The Android market requires a one-time $25 registration fee, so the difference isn't really that big.
Average people have never wanted to write their own programs for any other "computer they depend on." Why would a phone be different?
Disagree. Microsoft Access, Word, and Excel all offer programmability for the average people. And there sure are people using that programmability, and even depending on the resulting software. (Yeah, they all are bad for large programs, but this is not about large programs.) As long as the sandbox is solid enough, I don't see a reason to discourage people from writing their own programs for their phone. Why shouldn't Joe Average write a little program for his phone that counts who's ahead in beer rounds, or keeps track of the score for his local tennis tournament?
And personally I would be very curious to see what schoolgirls would come up with if writing their own software would ever become popular in those circles. I suspect it will be eye-searing pink, but probably also refreshingly different.

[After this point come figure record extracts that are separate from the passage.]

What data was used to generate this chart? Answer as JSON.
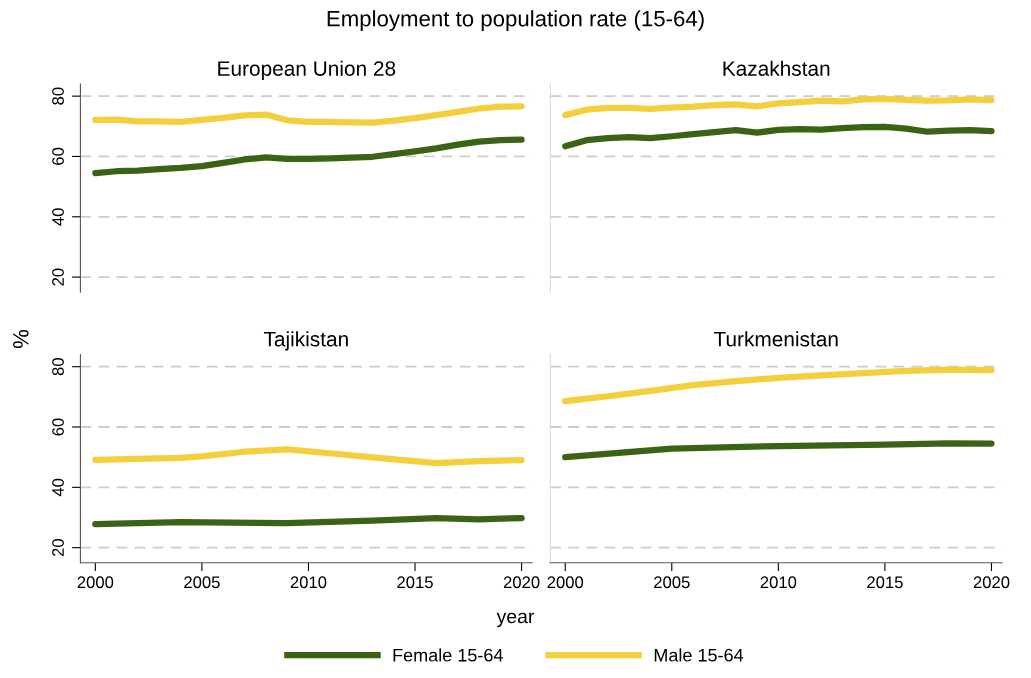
{
  "chart_data": [
    {
      "type": "line",
      "title": "Employment to population rate (15-64)",
      "subtitle": "European Union 28",
      "ylabel": "%",
      "legend": "bottom",
      "grid": "y",
      "line_style": "solid",
      "tick_labels": "y",
      "xlim": [
        1999.3,
        2020.5
      ],
      "ylim": [
        15,
        84
      ],
      "yticks": [
        20,
        40,
        60,
        80
      ],
      "xticks": [
        2000,
        2005,
        2010,
        2015,
        2020
      ],
      "x": [
        2000,
        2001,
        2002,
        2003,
        2004,
        2005,
        2006,
        2007,
        2008,
        2009,
        2010,
        2011,
        2012,
        2013,
        2014,
        2015,
        2016,
        2017,
        2018,
        2019,
        2020
      ],
      "series": [
        {
          "name": "Female 15-64",
          "color": "#3b6314",
          "values": [
            54.5,
            55.1,
            55.3,
            55.8,
            56.2,
            56.8,
            57.9,
            59.0,
            59.7,
            59.2,
            59.2,
            59.4,
            59.6,
            59.9,
            60.8,
            61.7,
            62.7,
            63.9,
            64.9,
            65.4,
            65.6
          ]
        },
        {
          "name": "Male 15-64",
          "color": "#f2cf3b",
          "values": [
            72.1,
            72.2,
            71.6,
            71.6,
            71.5,
            72.1,
            72.8,
            73.6,
            73.9,
            72.0,
            71.5,
            71.5,
            71.3,
            71.2,
            71.9,
            72.7,
            73.7,
            74.8,
            75.9,
            76.5,
            76.6
          ]
        }
      ]
    },
    {
      "type": "line",
      "subtitle": "Kazakhstan",
      "grid": "y",
      "line_style": "solid",
      "tick_labels": false,
      "xlim": [
        1999.3,
        2020.5
      ],
      "ylim": [
        15,
        84
      ],
      "yticks": [
        20,
        40,
        60,
        80
      ],
      "xticks": [
        2000,
        2005,
        2010,
        2015,
        2020
      ],
      "x": [
        2000,
        2001,
        2002,
        2003,
        2004,
        2005,
        2006,
        2007,
        2008,
        2009,
        2010,
        2011,
        2012,
        2013,
        2014,
        2015,
        2016,
        2017,
        2018,
        2019,
        2020
      ],
      "series": [
        {
          "name": "Female 15-64",
          "color": "#3b6314",
          "values": [
            63.4,
            65.4,
            66.1,
            66.4,
            66.1,
            66.7,
            67.4,
            68.1,
            68.7,
            67.9,
            68.8,
            69.1,
            68.9,
            69.4,
            69.7,
            69.8,
            69.2,
            68.2,
            68.6,
            68.7,
            68.4
          ]
        },
        {
          "name": "Male 15-64",
          "color": "#f2cf3b",
          "values": [
            73.7,
            75.5,
            76.1,
            76.1,
            75.8,
            76.2,
            76.5,
            77.0,
            77.3,
            76.6,
            77.6,
            78.0,
            78.5,
            78.3,
            78.9,
            79.1,
            78.8,
            78.5,
            78.6,
            78.9,
            78.7
          ]
        }
      ]
    },
    {
      "type": "line",
      "subtitle": "Tajikistan",
      "xlabel": "year",
      "grid": "y",
      "line_style": "solid",
      "xlim": [
        1999.3,
        2020.5
      ],
      "ylim": [
        15,
        84
      ],
      "yticks": [
        20,
        40,
        60,
        80
      ],
      "xticks": [
        2000,
        2005,
        2010,
        2015,
        2020
      ],
      "series": [
        {
          "name": "Female 15-64",
          "color": "#3b6314",
          "x": [
            2000,
            2004,
            2009,
            2013,
            2016,
            2018,
            2020
          ],
          "values": [
            27.8,
            28.5,
            28.1,
            29.0,
            29.8,
            29.4,
            29.8
          ]
        },
        {
          "name": "Male 15-64",
          "color": "#f2cf3b",
          "x": [
            2000,
            2004,
            2005,
            2007,
            2009,
            2011,
            2013,
            2016,
            2018,
            2020
          ],
          "values": [
            49.1,
            49.8,
            50.3,
            51.8,
            52.6,
            51.3,
            49.9,
            48.0,
            48.7,
            49.0
          ]
        }
      ]
    },
    {
      "type": "line",
      "subtitle": "Turkmenistan",
      "grid": "y",
      "line_style": "solid",
      "tick_labels": "x",
      "xlim": [
        1999.3,
        2020.5
      ],
      "ylim": [
        15,
        84
      ],
      "yticks": [
        20,
        40,
        60,
        80
      ],
      "xticks": [
        2000,
        2005,
        2010,
        2015,
        2020
      ],
      "series": [
        {
          "name": "Female 15-64",
          "color": "#3b6314",
          "x": [
            2000,
            2005,
            2010,
            2015,
            2018,
            2020
          ],
          "values": [
            50.0,
            52.8,
            53.7,
            54.2,
            54.6,
            54.5
          ]
        },
        {
          "name": "Male 15-64",
          "color": "#f2cf3b",
          "x": [
            2000,
            2002,
            2004,
            2006,
            2008,
            2010,
            2012,
            2014,
            2016,
            2018,
            2020
          ],
          "values": [
            68.6,
            70.2,
            72.0,
            73.9,
            75.2,
            76.3,
            77.1,
            77.9,
            78.6,
            79.0,
            78.9
          ]
        }
      ]
    }
  ]
}
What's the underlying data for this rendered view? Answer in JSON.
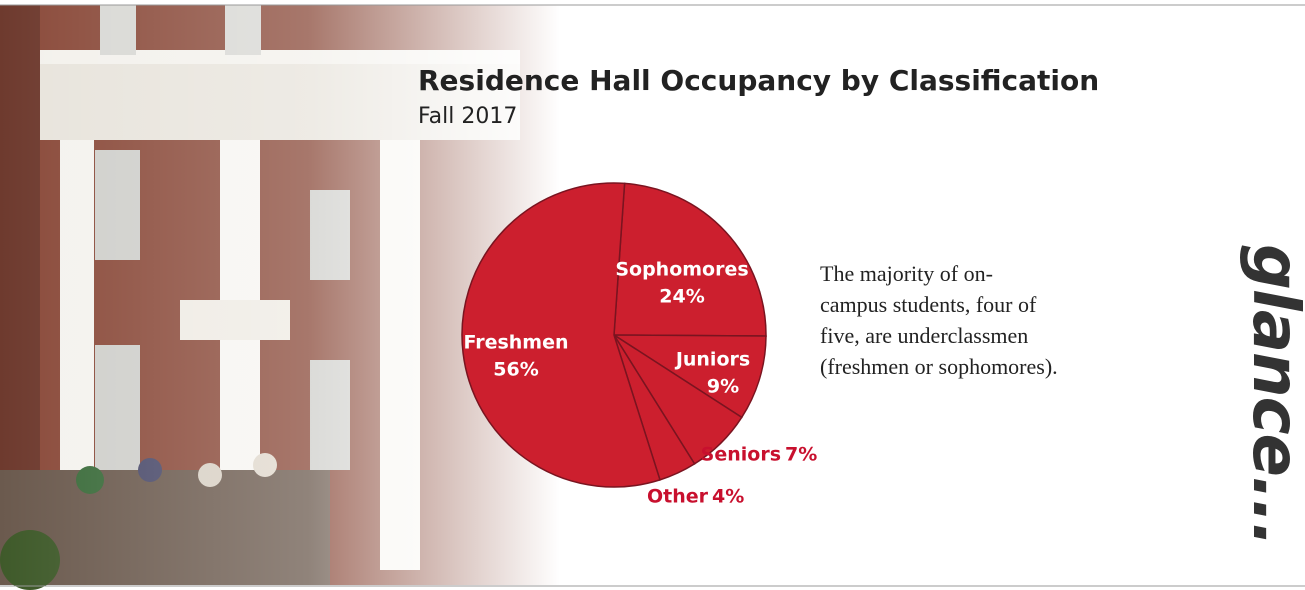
{
  "chart_data": {
    "type": "pie",
    "title": "Residence Hall Occupancy by Classification",
    "subtitle": "Fall 2017",
    "categories": [
      "Sophomores",
      "Juniors",
      "Seniors",
      "Other",
      "Freshmen"
    ],
    "values": [
      24,
      9,
      7,
      4,
      56
    ],
    "value_labels": [
      "24%",
      "9%",
      "7%",
      "4%",
      "56%"
    ],
    "color": "#cc1f2e",
    "annotation": "The majority of on-campus students, four of five, are underclassmen (freshmen or sophomores).",
    "side_text": "glance..."
  }
}
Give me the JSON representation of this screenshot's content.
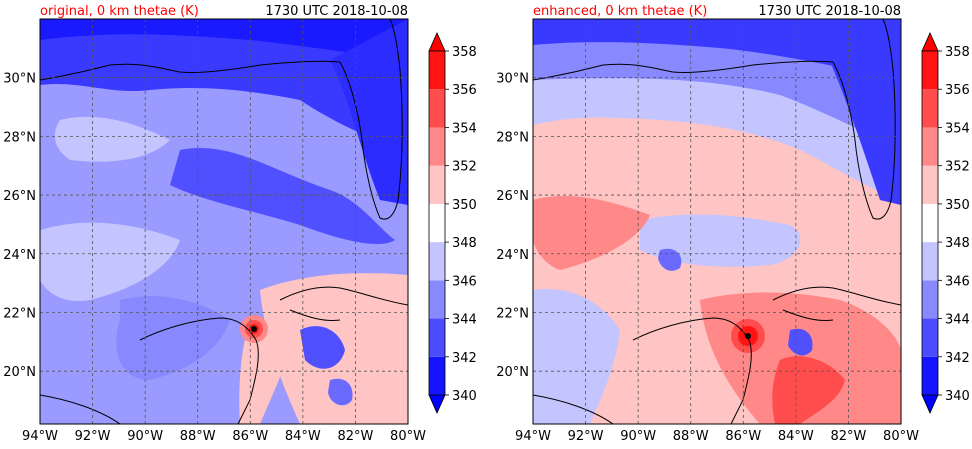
{
  "panels": [
    {
      "title_left": "original, 0 km thetae (K)",
      "title_right": "1730 UTC 2018-10-08",
      "storm_center": {
        "lon": -85.9,
        "lat": 21.4
      }
    },
    {
      "title_left": "enhanced, 0 km thetae (K)",
      "title_right": "1730 UTC 2018-10-08",
      "storm_center": {
        "lon": -85.8,
        "lat": 21.2
      }
    }
  ],
  "axes": {
    "lon_range": [
      -94,
      -80
    ],
    "lat_range": [
      18.2,
      32.0
    ],
    "lon_ticks": [
      "94°W",
      "92°W",
      "90°W",
      "88°W",
      "86°W",
      "84°W",
      "82°W",
      "80°W"
    ],
    "lon_values": [
      -94,
      -92,
      -90,
      -88,
      -86,
      -84,
      -82,
      -80
    ],
    "lat_ticks": [
      "20°N",
      "22°N",
      "24°N",
      "26°N",
      "28°N",
      "30°N"
    ],
    "lat_values": [
      20,
      22,
      24,
      26,
      28,
      30
    ],
    "grid": true
  },
  "colorbar": {
    "levels": [
      "340",
      "342",
      "344",
      "346",
      "348",
      "350",
      "352",
      "354",
      "356",
      "358"
    ],
    "colors": [
      "#1414ff",
      "#4c4cff",
      "#8888ff",
      "#c4c4ff",
      "#ffffff",
      "#ffc4c4",
      "#ff8888",
      "#ff4c4c",
      "#ff1414"
    ],
    "under_color": "#0000ff",
    "over_color": "#ff0000"
  },
  "title_color_left": "#ff0000",
  "title_color_right": "#000000"
}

Single Button Apologists, 21st Century Styling! (Score:3, Insightful)
You want to bet you never look in the wrong menu using the wrong mouse button when trying to perform tasks? I bet you do. Almost everyone does. It's just part of how people use computers these days and something we don't pay attention to.
Yes, a thousand times yes.
You know, sometimes I am looking for some spare keys. I often look in the wrong drawer first, before the right one.
This does not imply that a single drawer to hold everything is a more efficient solution.
Your argument for a single button overloaded to perform all selection and option tasks is nonsense.
Re:One button mice are not so useful (Score:4, Insightful)
A zero button mouse would be great "if applications were designed for it". No mouse at all would be even better "if applications were designed for it". Then we would just have a keyboard, and we all know that a computer designed for use with no mouse and a keyboard is a massive step forward, right?
Just because something is simpler it doesn't mean it is more usable. And even if it COULD be more usable, it's reliant on a near mythical level of software interface design.
I grew up with two button mice. When the third button was added I thought it was the most useful development in the world- as did my far less computer savvy parents; it gave programs a whole extra layer of context commands to play with- and context specific controls are excellent. When that third button evolved into a wheel- bliss.
I now own, by user choice, a mouse with 8 buttons (L click, R click, wheel, back, forward, and buttons tied to a program selector and to mouse sensitivity controls). It's a little excessive for most users (I doubt most users have need for more than the first 5 in that list), but it illustrates a point of how complexity is not necessarily alien to usability.